Our OMs are produced via synthetic biology and are identical in chemical structure to their equivalent HMOs. Therefore, we believe our OMs will reproduce the multiple beneficial effects observed with HMOs and have the potential to affect multiple pathways implicated in GBA disorders and certain inflammatory disorders. These disorders are complex and often involve multiple pathways involving the central nervous system, or CNS, and the enteric nervous system controlling the gut, or ENS, as well as other organ systems including the immune, endocrine and autonomic systems. We initially intend to target GBA disorders and certain inflammatory disorders, such as irritable bowel syndrome, or IBS, inflammatory bowel disease, or IBD, rheumatoid arthritis, or RA, oligoarticular juvenile idiopathic arthritis, or oJIA, atopic dermatitis, or AD, and autism spectrum disorder, or ASD. We plan to prioritize the development of our drug candidates for disorders where available treatment options are inadequately serving patients due to safety or tolerability issues, where regulators have indicated that medical foods and supplements cannot be legally marketed for disease or symptom treatment, and where we have the potential to redefine the standard of care. We continuously evaluate expansion opportunities for our pipeline including new indications and new HiMO drug candidates. We believe HiMO-based medicines are a novel treatment approach to diseases which are being more frequently classified as GBA disorders by the scientific and medical communities because they operate via diverse mechanisms affecting gut somatic cells, the microbiome and the human immune system. To our knowledge, there have been no therapeutic compounds to date that have been approved to treat GBA through this multifaceted mechanistic approach.

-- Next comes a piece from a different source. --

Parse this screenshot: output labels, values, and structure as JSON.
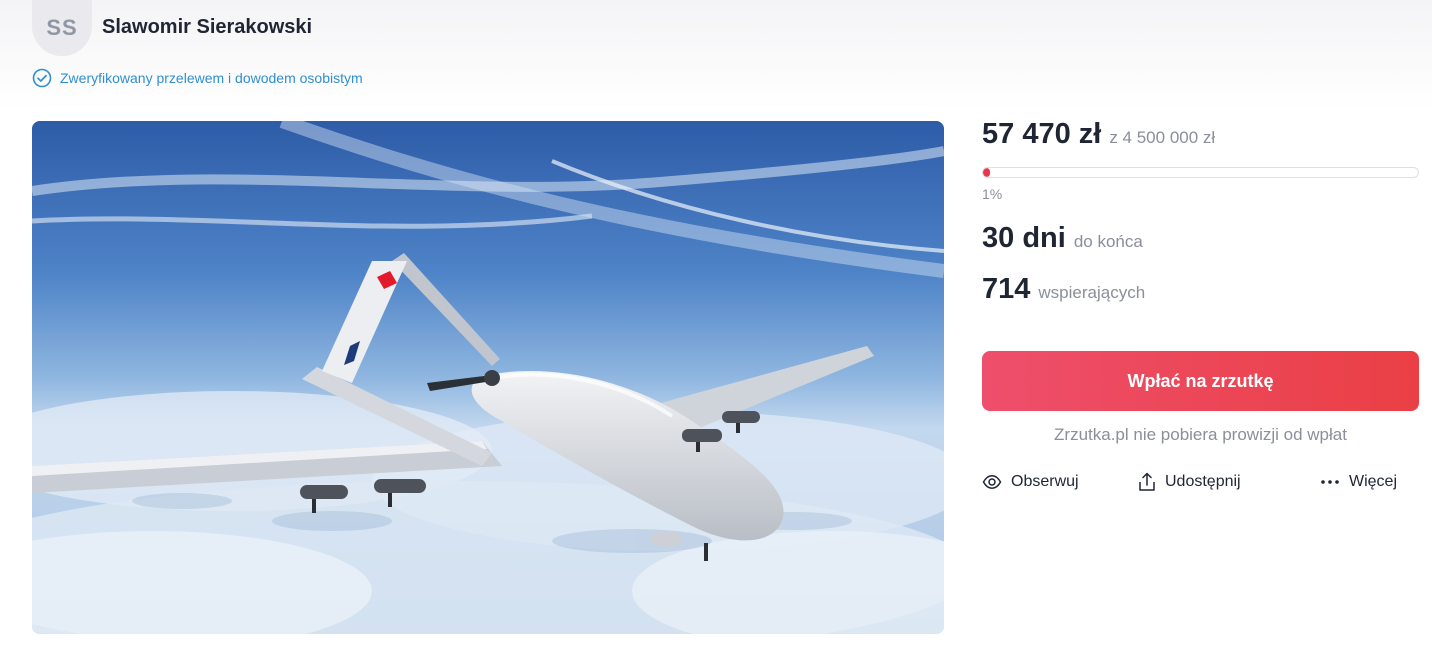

In addition to our plan to initiate our first clinical trial in Australia, in accordance with the feedback we received during a pre-investigational new drug, or IND, interaction with the U.S. Food and Drug Administration, or the FDA, Division of Gastroenterology, we plan to undertake a confirmatory, IND-enabling toxicology study, to be commenced following the closing of this offering, prior to expanding this clinical trial under an IND from the FDA in the United States. The FDA provided us guidance related to the third-party published toxicology studies, suggesting that we must conduct our own confirmatory toxicology studies under Good Laboratory Practices, or GLP, to include in our IND, which indicates that they consider HiMOs as new molecular entities, or NMEs, when being developed as therapeutics. Subsequently, we plan to evaluate OM002 for the treatment of the diarrhea-predominant form of IBS, or IBS-D. We believe the clinical, preclinical and toxicology third-party published data on 2’FL, which reports both preclinical and exploratory clinical data in infants, healthy volunteers and IBS patients, support our therapeutic rationale for the clinical development of OM002 as a potential new medicine for the treatment of both IBS-C and IBS-D. To date, there has been no reported toxicities in human and animal studies of 2’FL.

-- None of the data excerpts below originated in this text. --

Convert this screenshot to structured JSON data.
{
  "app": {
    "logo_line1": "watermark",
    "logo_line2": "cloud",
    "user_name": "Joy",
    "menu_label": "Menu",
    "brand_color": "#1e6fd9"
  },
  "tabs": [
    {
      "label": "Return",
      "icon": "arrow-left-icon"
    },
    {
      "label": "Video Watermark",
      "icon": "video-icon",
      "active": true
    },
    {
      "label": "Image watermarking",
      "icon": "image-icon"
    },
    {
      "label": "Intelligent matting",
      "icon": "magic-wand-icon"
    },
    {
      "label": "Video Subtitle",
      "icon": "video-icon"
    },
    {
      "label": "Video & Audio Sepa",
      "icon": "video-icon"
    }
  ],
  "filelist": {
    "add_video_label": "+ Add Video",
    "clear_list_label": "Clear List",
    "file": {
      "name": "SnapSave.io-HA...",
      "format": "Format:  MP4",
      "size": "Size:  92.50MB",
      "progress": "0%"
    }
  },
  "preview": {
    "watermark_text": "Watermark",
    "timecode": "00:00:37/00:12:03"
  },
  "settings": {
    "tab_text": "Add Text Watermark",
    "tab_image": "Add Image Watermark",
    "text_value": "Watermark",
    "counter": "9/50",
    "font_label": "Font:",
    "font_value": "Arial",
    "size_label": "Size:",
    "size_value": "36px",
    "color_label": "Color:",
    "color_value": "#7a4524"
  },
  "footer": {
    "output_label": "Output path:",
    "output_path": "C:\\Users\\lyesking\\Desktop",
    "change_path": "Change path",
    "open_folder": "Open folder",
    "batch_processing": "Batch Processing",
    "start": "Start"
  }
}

We believe OM002 has the potential to be the first drug, if approved, to treat both IBS-C and IBS-D, which, based on the estimated adult population reported in the 2020 U.S. Census and an approximately 5.0% prevalence rate among adults, is estimated to affect over 10 million patients in the United States, alone.

Note: Revenue and net loss figures are for the year ended Dec. 31, 2021.

(Note: Intrinsic Medicine, Inc., set terms for its IPO – 4.17 million shares (4,166,667 shares) – at a price range of $5.00 to $7.00 – to raise $25.02 million, according to its S-1/A filing dated May 4, 2022. Intrinsic Medicine filed its S-1 (prospectus) on April 8, 2022 – following a confidential filing to go public in SEC documents dated Dec. 30, 2021.)